The fifth charge was even more bizarre. It claimed that more a month after the initial incident, again after Mass as the liturgical procession was returning to the sacristy area, Pell lurched across to the complainant and briefly grabbed the complainant’s genitals through the complainant’s robes. Not a single witness corroborated that allegation, either, although such behaviour would have been seen by dozens of people and provoked uproar.

According to the evidence, Pell was fully vested when he committed the crimes of which he was found guilty. Over his trousers and shirt, he wore an alb — a long, straight white garment, extending from shoulder to the floor, with no openings and no splits at the front or sides that would have allowed the garment to be moved aside, as alleged. Over the alb, Pell wore a cincture — a thick cord tied several times around his waist, and over that a heavy chasuble (the outer robe). Those garments, worn by every priest at Mass, have spiritual significance. The choir boys were also vested in robes over their shirts and trousers.

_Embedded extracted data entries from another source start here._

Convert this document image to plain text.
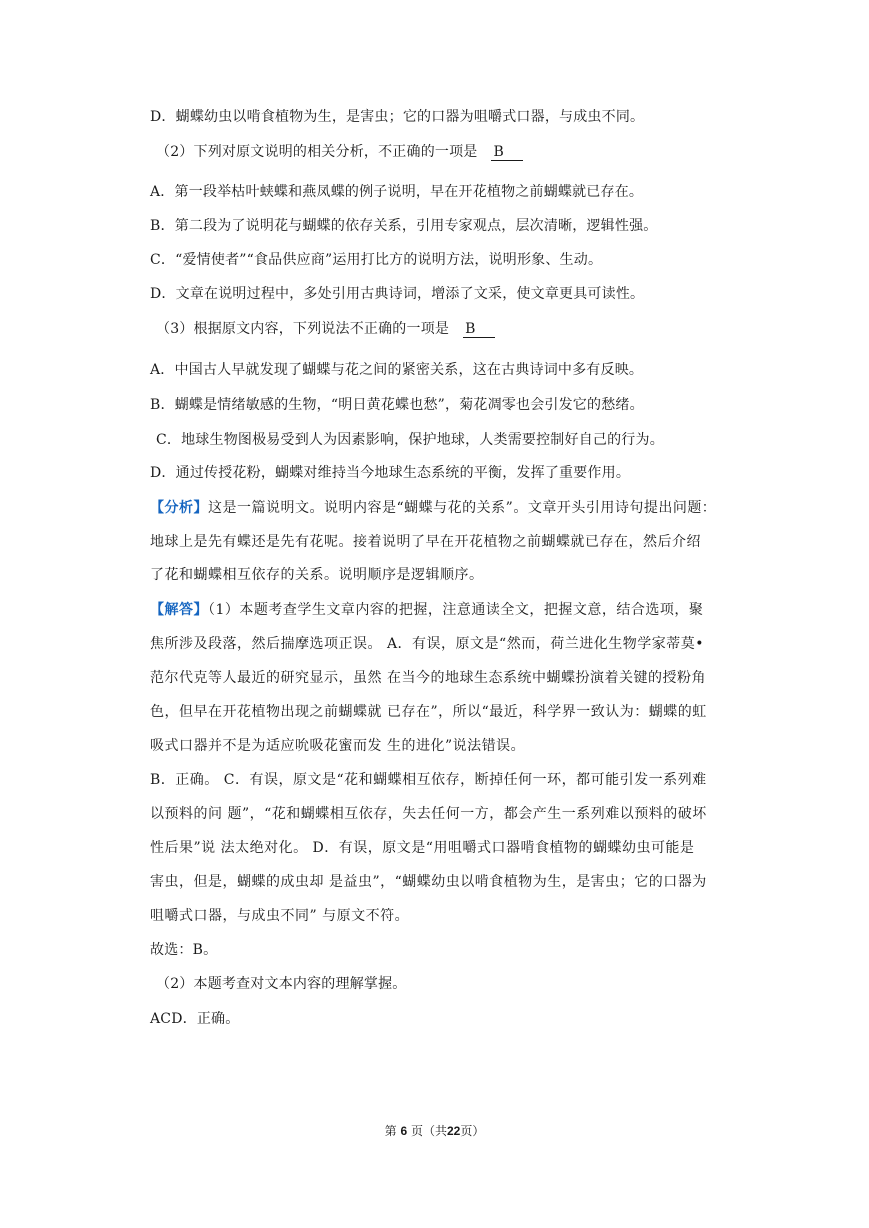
D．蝴蝶幼虫以啃食植物为生，是害虫；它的口器为咀嚼式口器，与成虫不同。
（2）下列对原文说明的相关分析，不正确的一项是 B
A．第一段举枯叶蛱蝶和燕凤蝶的例子说明，早在开花植物之前蝴蝶就已存在。
B．第二段为了说明花与蝴蝶的依存关系，引用专家观点，层次清晰，逻辑性强。
C．“爱情使者”“食品供应商”运用打比方的说明方法，说明形象、生动。
D．文章在说明过程中，多处引用古典诗词，增添了文采，使文章更具可读性。
（3）根据原文内容，下列说法不正确的一项是 B
A．中国古人早就发现了蝴蝶与花之间的紧密关系，这在古典诗词中多有反映。
B．蝴蝶是情绪敏感的生物，“明日黄花蝶也愁”，菊花凋零也会引发它的愁绪。
C．地球生物图极易受到人为因素影响，保护地球，人类需要控制好自己的行为。
D．通过传授花粉，蝴蝶对维持当今地球生态系统的平衡，发挥了重要作用。
【分析】这是一篇说明文。说明内容是“蝴蝶与花的关系”。文章开头引用诗句提出问题：
地球上是先有蝶还是先有花呢。接着说明了早在开花植物之前蝴蝶就已存在，然后介绍
了花和蝴蝶相互依存的关系。说明顺序是逻辑顺序。
【解答】（1）本题考查学生文章内容的把握，注意通读全文，把握文意，结合选项，聚
焦所涉及段落，然后揣摩选项正误。 A．有误，原文是“然而，荷兰进化生物学家蒂莫•
范尔代克等人最近的研究显示，虽然 在当今的地球生态系统中蝴蝶扮演着关键的授粉角
色，但早在开花植物出现之前蝴蝶就 已存在”，所以“最近，科学界一致认为：蝴蝶的虹
吸式口器并不是为适应吮吸花蜜而发 生的进化”说法错误。
B．正确。 C．有误，原文是“花和蝴蝶相互依存，断掉任何一环，都可能引发一系列难
以预料的问 题”，“花和蝴蝶相互依存，失去任何一方，都会产生一系列难以预料的破坏
性后果”说 法太绝对化。 D．有误，原文是“用咀嚼式口器啃食植物的蝴蝶幼虫可能是
害虫，但是，蝴蝶的成虫却 是益虫”，“蝴蝶幼虫以啃食植物为生，是害虫；它的口器为
咀嚼式口器，与成虫不同” 与原文不符。
故选：B。
（2）本题考查对文本内容的理解掌握。
ACD．正确。
第 6 页（共22页）
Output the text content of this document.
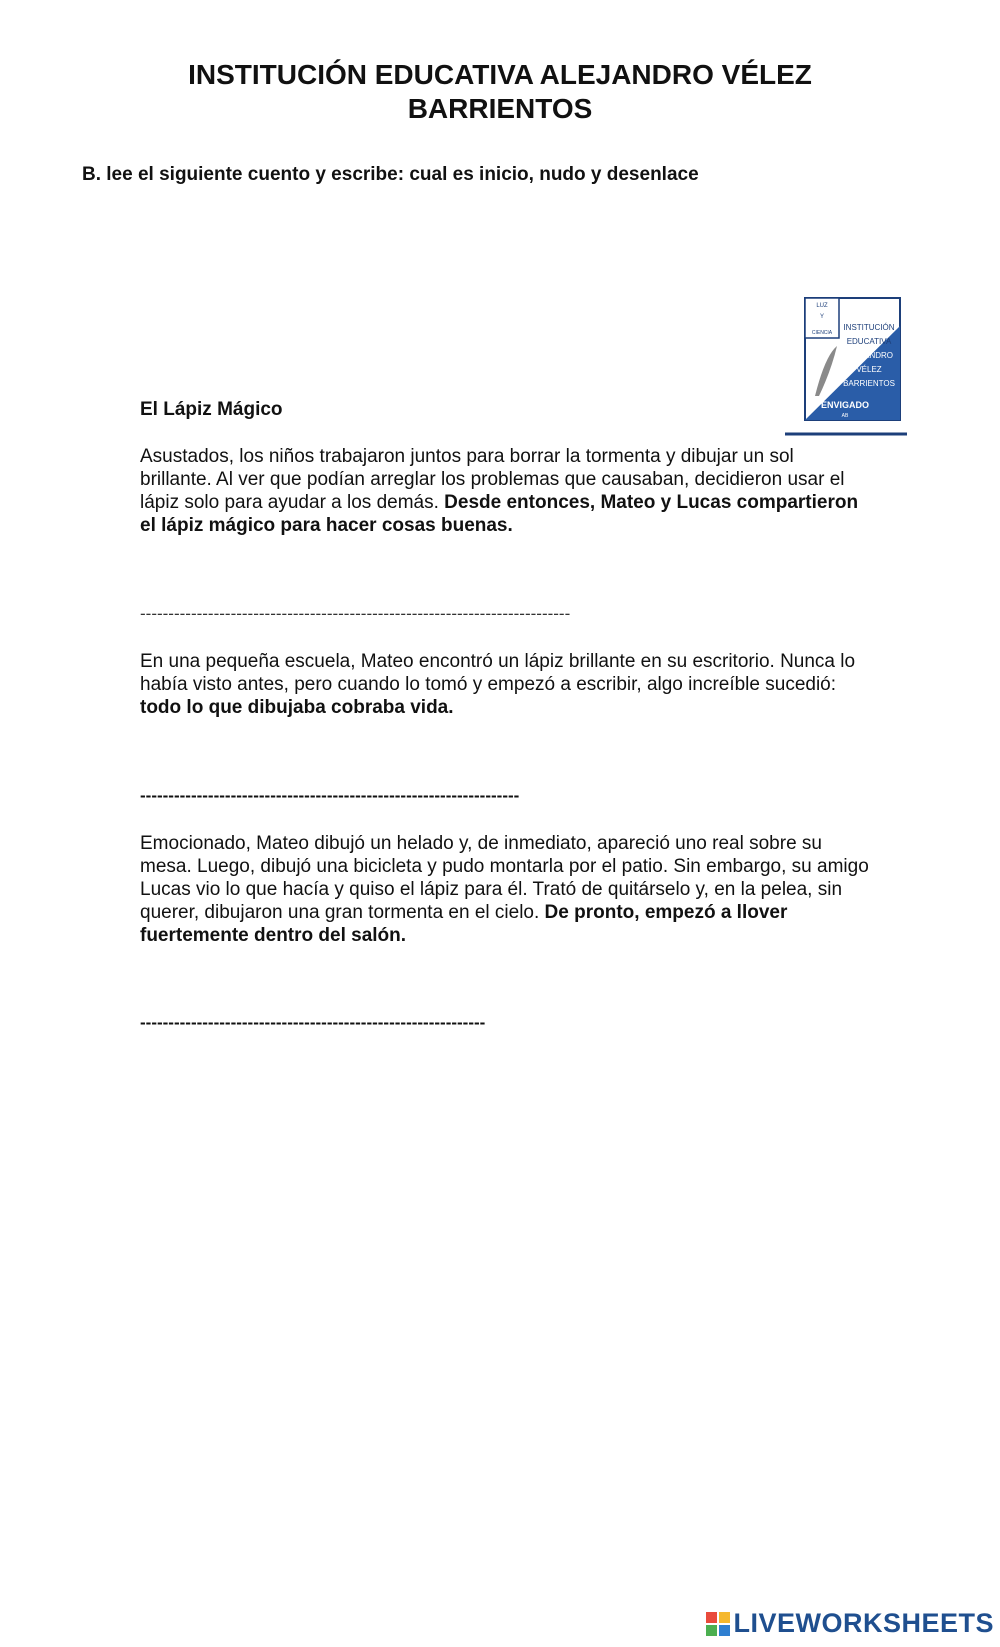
INSTITUCIÓN EDUCATIVA ALEJANDRO VÉLEZ
BARRIENTOS

B. lee el siguiente cuento y escribe: cual es inicio, nudo y desenlace

LUZ
Y
CIENCIA
INSTITUCIÓN
EDUCATIVA
ALEJANDRO
VÉLEZ
BARRIENTOS
ENVIGADO
AB

El Lápiz Mágico

Asustados, los niños trabajaron juntos para borrar la tormenta y dibujar un sol brillante. Al ver que podían arreglar los problemas que causaban, decidieron usar el lápiz solo para ayudar a los demás. Desde entonces, Mateo y Lucas compartieron el lápiz mágico para hacer cosas buenas.

----------------------------------------------------------------------------

En una pequeña escuela, Mateo encontró un lápiz brillante en su escritorio. Nunca lo había visto antes, pero cuando lo tomó y empezó a escribir, algo increíble sucedió: todo lo que dibujaba cobraba vida.

-------------------------------------------------------------------

Emocionado, Mateo dibujó un helado y, de inmediato, apareció uno real sobre su mesa. Luego, dibujó una bicicleta y pudo montarla por el patio. Sin embargo, su amigo Lucas vio lo que hacía y quiso el lápiz para él. Trató de quitárselo y, en la pelea, sin querer, dibujaron una gran tormenta en el cielo. De pronto, empezó a llover fuertemente dentro del salón.

-------------------------------------------------------------

LIVEWORKSHEETS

The timing was odd for another reason. The scandal of clerical abuse was a major issue in the news in late 1996 in Melbourne after the inglorious legacy of Pell’s predecessor, Archbishop Frank Little. Pell had launched the Melbourne Response in October 1996, a system to deal with the problem led by an independent QC and the first of its kind for the Catholic Church in the world. In that atmosphere, the notion of Pell committing grotesque offences in a semipublic place with an open door (a point not disputed by the prosecution) at a busy time defies logic.

During the committal hearing, Ms Wallington dismissed even more grotesque charges against Pell, dating back decades before 1996 to provincial Victoria. As Richter said in his summing up in the Committal hearing, one charge that was subsequently dismissed owed “more to the watching of Satanist movies’’.

It was extreme, violent and satanic, lending weight to the view that Pell has been the victim of a vile stitch up. If so, it needs to be uncovered. In the committal hearing, Richter said had the police made proper investigations (as the defence did) they would have discovered no evidence that Pell was ever at the institution where the alleged Satanic incident occurred.

Questions also need to be asked about why Victoria Police, set up a “get Pell’’ Operation Tethering in March 2013 — a year before he was appointed Vatican Treasurer. At the time the operation started no complaints had been made against the Cardinal.

However grim things look for Pell today, this saga has a long way to unravel yet.

Tess Livingstone’s biography of George Pell was published in 2002. She was asked for and provided a character reference for his trial that was not tendered.